The set of natural numbers is a classic example of an infinite set. There's no largest natural number; hence, the set extends indefinitely.
This concept can be crucial in logic because it allows us to reason about scenarios that cannot be fully captured by finite descriptions.
**Why Infinite Sets Matter in Logic:**

• Infinite sets can theoretically entail certain propositions (like a universe with infinite elements).
• Reasoning about infinite sets involves thinking beyond conventional finite limitations.
• They are essential for discussing propositions like 'the universe is infinite'.
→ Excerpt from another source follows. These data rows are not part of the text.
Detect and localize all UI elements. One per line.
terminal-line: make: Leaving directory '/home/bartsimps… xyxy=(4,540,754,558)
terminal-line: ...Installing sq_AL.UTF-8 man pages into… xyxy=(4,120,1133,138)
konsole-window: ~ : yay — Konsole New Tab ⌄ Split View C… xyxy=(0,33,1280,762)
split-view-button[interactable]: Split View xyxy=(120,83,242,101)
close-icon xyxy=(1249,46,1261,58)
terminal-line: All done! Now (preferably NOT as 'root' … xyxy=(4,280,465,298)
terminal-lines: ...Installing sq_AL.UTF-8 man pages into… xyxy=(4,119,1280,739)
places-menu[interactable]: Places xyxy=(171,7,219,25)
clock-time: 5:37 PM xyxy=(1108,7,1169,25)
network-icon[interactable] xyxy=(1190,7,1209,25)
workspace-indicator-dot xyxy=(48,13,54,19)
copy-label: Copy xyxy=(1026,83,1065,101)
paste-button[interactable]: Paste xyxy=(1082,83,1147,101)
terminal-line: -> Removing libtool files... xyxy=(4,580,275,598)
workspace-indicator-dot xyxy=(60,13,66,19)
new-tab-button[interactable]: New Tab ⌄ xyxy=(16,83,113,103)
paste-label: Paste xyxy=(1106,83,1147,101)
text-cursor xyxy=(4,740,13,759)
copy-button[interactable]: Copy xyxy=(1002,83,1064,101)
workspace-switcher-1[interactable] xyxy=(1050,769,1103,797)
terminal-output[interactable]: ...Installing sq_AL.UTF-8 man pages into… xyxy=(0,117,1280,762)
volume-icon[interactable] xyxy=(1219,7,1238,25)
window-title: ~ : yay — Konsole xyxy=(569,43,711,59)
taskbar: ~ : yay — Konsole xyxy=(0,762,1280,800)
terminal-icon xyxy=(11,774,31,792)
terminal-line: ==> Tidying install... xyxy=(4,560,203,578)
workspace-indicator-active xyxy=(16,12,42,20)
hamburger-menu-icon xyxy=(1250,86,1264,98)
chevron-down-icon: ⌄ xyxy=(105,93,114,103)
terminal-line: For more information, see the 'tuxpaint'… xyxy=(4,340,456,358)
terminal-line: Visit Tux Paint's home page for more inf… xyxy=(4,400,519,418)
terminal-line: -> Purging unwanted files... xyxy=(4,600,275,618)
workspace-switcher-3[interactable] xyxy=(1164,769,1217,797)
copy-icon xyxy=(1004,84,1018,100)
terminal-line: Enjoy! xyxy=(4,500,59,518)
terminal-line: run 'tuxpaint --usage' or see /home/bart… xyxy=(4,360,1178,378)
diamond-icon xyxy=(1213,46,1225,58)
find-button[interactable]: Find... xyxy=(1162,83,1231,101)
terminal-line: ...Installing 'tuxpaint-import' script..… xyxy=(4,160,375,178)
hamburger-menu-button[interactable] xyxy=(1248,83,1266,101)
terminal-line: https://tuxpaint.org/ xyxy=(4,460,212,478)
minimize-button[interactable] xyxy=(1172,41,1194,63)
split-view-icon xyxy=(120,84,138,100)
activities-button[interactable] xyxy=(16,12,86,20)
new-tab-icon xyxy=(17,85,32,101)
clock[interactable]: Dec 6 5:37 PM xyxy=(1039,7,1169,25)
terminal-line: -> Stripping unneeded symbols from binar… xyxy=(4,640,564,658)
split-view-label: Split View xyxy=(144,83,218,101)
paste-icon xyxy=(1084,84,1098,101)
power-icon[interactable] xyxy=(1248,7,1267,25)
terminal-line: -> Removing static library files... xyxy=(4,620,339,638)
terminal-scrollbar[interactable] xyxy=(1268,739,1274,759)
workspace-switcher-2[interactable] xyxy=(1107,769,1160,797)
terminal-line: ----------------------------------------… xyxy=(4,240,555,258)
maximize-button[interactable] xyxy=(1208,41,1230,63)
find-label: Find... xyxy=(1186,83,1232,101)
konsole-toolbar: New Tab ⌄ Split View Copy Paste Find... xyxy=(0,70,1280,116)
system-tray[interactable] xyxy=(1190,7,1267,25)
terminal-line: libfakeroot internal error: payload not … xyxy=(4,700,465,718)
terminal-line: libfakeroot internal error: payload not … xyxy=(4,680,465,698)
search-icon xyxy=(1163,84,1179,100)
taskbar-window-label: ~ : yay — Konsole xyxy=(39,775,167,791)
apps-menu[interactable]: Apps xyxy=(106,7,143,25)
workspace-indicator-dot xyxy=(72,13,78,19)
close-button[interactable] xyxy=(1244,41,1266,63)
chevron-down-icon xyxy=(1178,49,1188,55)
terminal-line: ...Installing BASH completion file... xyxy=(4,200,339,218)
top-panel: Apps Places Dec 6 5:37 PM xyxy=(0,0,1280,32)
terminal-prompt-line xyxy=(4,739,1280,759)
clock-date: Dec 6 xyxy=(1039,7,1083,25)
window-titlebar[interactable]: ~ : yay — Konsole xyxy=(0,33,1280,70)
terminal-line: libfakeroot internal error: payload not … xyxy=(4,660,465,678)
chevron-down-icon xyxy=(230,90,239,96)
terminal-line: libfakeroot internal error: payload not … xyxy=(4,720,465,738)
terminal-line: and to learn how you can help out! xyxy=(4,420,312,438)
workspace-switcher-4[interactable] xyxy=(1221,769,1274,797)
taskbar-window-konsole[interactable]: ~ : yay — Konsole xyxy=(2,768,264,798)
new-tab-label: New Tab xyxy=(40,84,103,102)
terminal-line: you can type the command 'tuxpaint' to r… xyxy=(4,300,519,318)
A finite subset is a smaller grouping of elements extracted from a larger set, characterized by being countable.
In logical exercises, finite subsets often serve as tools to test propositions within more limited scopes.
Consider a set \( \Gamma \) which comprises all possible statements about a universe having at least a specific number of elements. From this infinite original set, choosing any finite number of statements creates a finite subset \( \Gamma_{0} \).
The key point here is that while the infinite \( \Gamma \) might entail a proposition like 'the universe is infinite', no finite \( \Gamma_{0} \) can do so as it speaks only of specific, limited universes.
**Usage of Finite Subsets:**

• They simplify testing of logical assertions by constraining the scope.
• Although useful, they might miss broader truths captured by their infinite original sets.
• When finite subsets do not support \( \varphi \), it highlights the need for considering the full infinite scope.